It takes audacity — and hubris — to compare JPMorgan to the China Communist party. But chief executive Jamie Dimon may have had a point, despite his later expressions of regret for joking his bank would “last longer”. How do they stack up?
One is a preppy Wall Street bank with quarter of a million employees, headed by the same man — Dimon — for 16 years. The other is a 95m-strong institution led by a man eight-plus years into his reign. The first is rooted in lenders set up two centuries ago. The second is celebrating its 100th birthday.
Both are popular. Nearly 220,000 applicants battled it out for 3,000 places on the bank’s summer intern programs this year; globally it received 2.8m application for jobs requiring experience. The CCP, which has grown membership by a fifth in the decade to 2019, received 19m applications for membership in 2019.
JPMorgan wins on diversity; women make up more than half of the workforce, although they take up just 28 per cent of the very top roles. Less than half the staff are white. The CCP remains a largely homogenous grouping of dyed-in-the-wool (and frequently hair) party men. Just over a quarter are women. Barely a handful of them hold any of the top 130 slots.
There is divergence in other areas. JPMorgan is putting more emphasis on skills rather than academic certificates; in 2019 more than three-quarters of jobs in the US requiring experience did not require a degree. But mortar boards have graced the heads of half of the CCP’s members.
The universal bank has its hands on some of the levers of power and money. JPMorgan has a market capitalisation just shy of $500bn and Dimon happily and publicly shares his opinion on matters of national importance like immigration and health. “Government is increasingly dysfunctional, leading to a number of policies that simply don’t work,” he informed shareholders last year. He also shared views on China and “autocratic and authoritative leadership”.

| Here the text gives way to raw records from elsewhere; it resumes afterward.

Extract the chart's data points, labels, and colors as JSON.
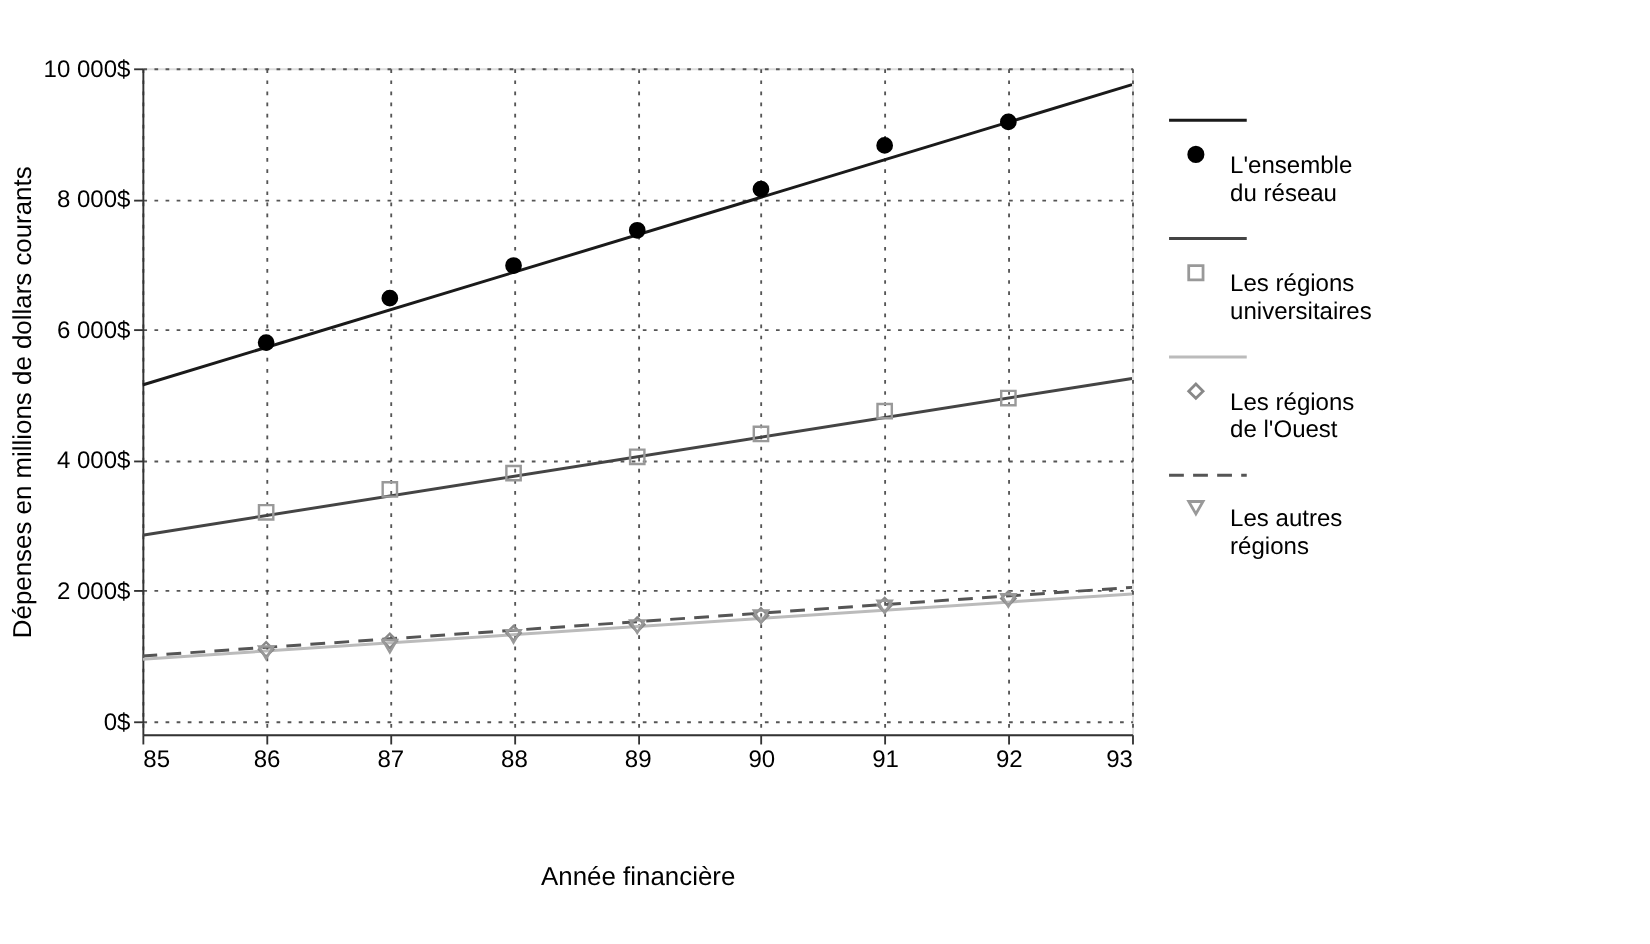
{
  "chart_data": {
    "type": "scatter",
    "xlabel": "Année financière",
    "ylabel": "Dépenses en millions de dollars courants",
    "xlim": [
      85,
      93
    ],
    "xticks": [
      85,
      86,
      87,
      88,
      89,
      90,
      91,
      92,
      93
    ],
    "ylim": [
      -200,
      10000
    ],
    "yticks": [
      {
        "value": 0,
        "label": "0$"
      },
      {
        "value": 2000,
        "label": "2 000$"
      },
      {
        "value": 4000,
        "label": "4 000$"
      },
      {
        "value": 6000,
        "label": "6 000$"
      },
      {
        "value": 8000,
        "label": "8 000$"
      },
      {
        "value": 10000,
        "label": "10 000$"
      }
    ],
    "grid": true,
    "legend": "right",
    "series": [
      {
        "type": "line",
        "color": "#1a1a1a",
        "line_style": "solid",
        "x": [
          85,
          93
        ],
        "values": [
          5150,
          9750
        ]
      },
      {
        "name": "L'ensemble du réseau",
        "color": "#000000",
        "marker": "circle",
        "x": [
          86,
          87,
          88,
          89,
          90,
          91,
          92
        ],
        "values": [
          5800,
          6480,
          6980,
          7520,
          8150,
          8820,
          9180
        ]
      },
      {
        "type": "line",
        "color": "#444444",
        "line_style": "solid",
        "x": [
          85,
          93
        ],
        "values": [
          2850,
          5250
        ]
      },
      {
        "name": "Les régions universitaires",
        "color": "#999999",
        "marker": "square",
        "x": [
          86,
          87,
          88,
          89,
          90,
          91,
          92
        ],
        "values": [
          3200,
          3550,
          3800,
          4050,
          4400,
          4750,
          4950
        ]
      },
      {
        "type": "line",
        "color": "#bbbbbb",
        "line_style": "solid",
        "x": [
          85,
          93
        ],
        "values": [
          950,
          1950
        ]
      },
      {
        "name": "Les régions de l'Ouest",
        "color": "#888888",
        "marker": "diamond",
        "x": [
          86,
          87,
          88,
          89,
          90,
          91,
          92
        ],
        "values": [
          1100,
          1230,
          1350,
          1480,
          1620,
          1780,
          1880
        ]
      },
      {
        "type": "line",
        "color": "#555555",
        "line_style": "dashed",
        "x": [
          85,
          93
        ],
        "values": [
          1000,
          2050
        ]
      },
      {
        "name": "Les autres régions",
        "color": "#999999",
        "marker": "triangle",
        "x": [
          86,
          87,
          88,
          89,
          90,
          91,
          92
        ],
        "values": [
          1050,
          1150,
          1300,
          1450,
          1600,
          1750,
          1850
        ]
      }
    ]
  }
}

But none of that amounts to two beans beside the Party. China’s stock market lies predominantly in state hands; stakes in financial institutions alone are worth multiples of JPMorgan. It rules over a $16tn economy, of which a quarter is generated by state-owned enterprises, and holds sway over 1.4bn people. Its scientific and technological prowess has left the Pentagon gobsmacked. One thing is for sure. JPMorgan’s future in China has taken a backwards step after Dimon’s quip.